In Deuteronomy 1, Moses recounts Israel’s setting out from Horeb, or Mt. Sinai, on its way to the promised land. But when the spies toured the land and reported that it was unconquerable and the nation complained, God punished them by not allowing them to enter the land. Instead, in Deuteronomy 2, they set out for the hill country of Seir, towards the area of southern Jordan today.
In the biblical story, this was a region that Moses had traversed before. In Exodus 2, after killing an Egyptian, Moses fled to Midian, the area of northern Arabia, adjacent to southern Jordan. The exact site of Mt. Sinai is unknown, but following Moses’ travels, it would lie somewhere between northern Arabia and Egypt.
In ancient polytheism, there were many gods. These gods served a wide array of functions and regions. Some gods could be more global in nature, perhaps creating the world, others could be responsible for weather, some for an afterlife, while others could be a local gods. The Assyrian Empire took its name from its ancient capital Ashur, which was the name of the dominant local god in that city.
In Exodus 3, Moses sets out from Midian and encountered a burning bush that was not being consumed by the fire. Moses asked God for his name. God said to Moses, “I am who I am. This is what you are to say to the Israelites: I am has sent me to you…this is my name forever, the name you shall call me, from generation to generation.”

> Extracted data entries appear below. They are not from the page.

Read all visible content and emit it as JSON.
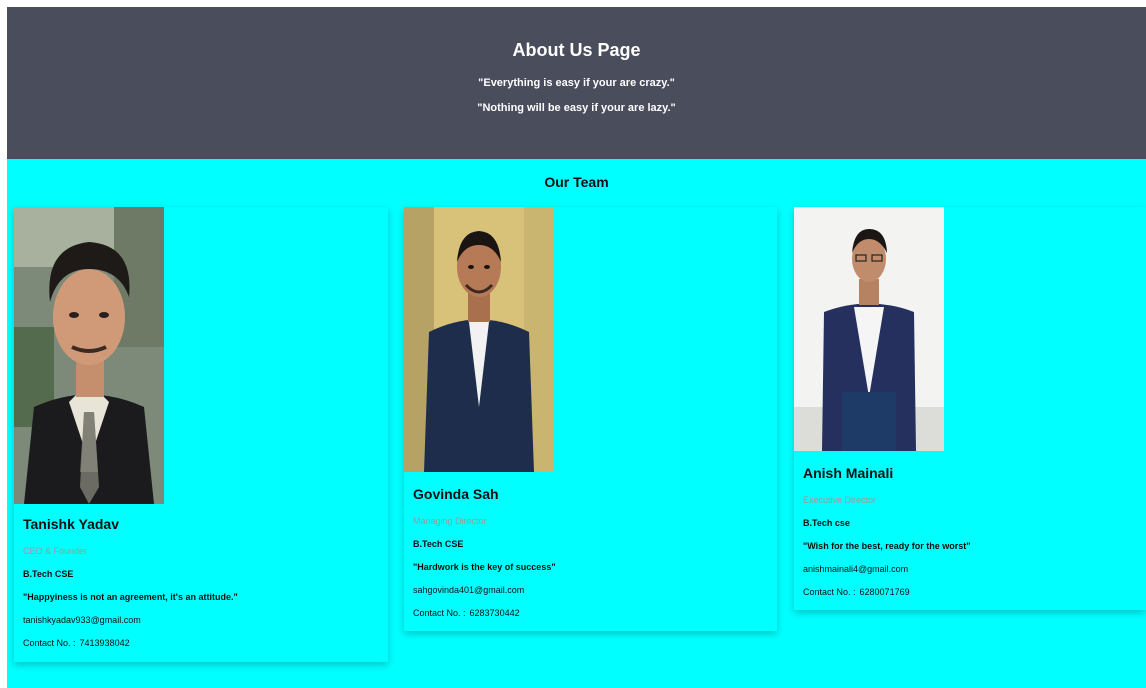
{
  "hero": {
    "title": "About Us Page",
    "quote_1": "\"Everything is easy if your are crazy.\"",
    "quote_2": "\"Nothing will be easy if your are lazy.\""
  },
  "team": {
    "title": "Our Team",
    "members": [
      {
        "name": "Tanishk Yadav",
        "role": "CEO & Founder",
        "degree": "B.Tech CSE",
        "quote": "\"Happyiness is not an agreement, it's an attitude.\"",
        "email": "tanishkyadav933@gmail.com",
        "contact_label": "Contact No. :",
        "contact_number": "7413938042"
      },
      {
        "name": "Govinda Sah",
        "role": "Managing Director",
        "degree": "B.Tech CSE",
        "quote": "\"Hardwork is the key of success\"",
        "email": "sahgovinda401@gmail.com",
        "contact_label": "Contact No. :",
        "contact_number": "6283730442"
      },
      {
        "name": "Anish Mainali",
        "role": "Executive Director",
        "degree": "B.Tech cse",
        "quote": "\"Wish for the best, ready for the worst\"",
        "email": "anishmainali4@gmail.com",
        "contact_label": "Contact No. :",
        "contact_number": "6280071769"
      }
    ]
  },
  "colors": {
    "hero_background": "#4a4d5c",
    "team_background": "#00ffff",
    "role_text": "#9a9a9a"
  }
}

The tradition that God was from this region between Arabia and Egypt is known elsewhere in the Bible. In Judges 5, the Song of Deborah, it writes “When you, Lord, went out from Seir, when you marched from the land of Edom, the earth shook, the heavens poured, the clouds poured down water.” In Habbakuk 3, “God came from Teman,” Teman being a tribe of Edom, again in the vicinity of southern Jordan and northern Arabia.
The idea that the God of the Bible originated from the area of northeast Sinai, southern Jordan and northern Arabia, may be indicated from the archaeological record.
The Temple of Amenhotep III at Soleb in Nubia is located about 300 miles south of Aswan in Egypt, in modern day Sudan. A cataract in a river is a site where the water is interrupted by heights that can produce waterfalls or by stones that disrupt the smooth flow of water and Soleb sits south of the Third Cataract of the Nile River. The temple represents the southern reach of the 14th century BCE pharaoh Amenhotep III.
The large stone columns that lined the temple recorded Amenhotep III’s conquests and people under his authority. One of the tribes on the list are the Shasu of YHW, an apparent reference to a nomadic people and a location. The Shasu of YHW are mentioned near Seir in the same list, suggesting they were in close proximity to each other.
The name YHW bears a close similarity to the letters of God’s name in the Bible. As towns could be named for the local god, it raises the possibility that the God of the Bible was known in the region of Seir, roughly in the vicinity of southern Jordan, pictured above, as the Bible indicates.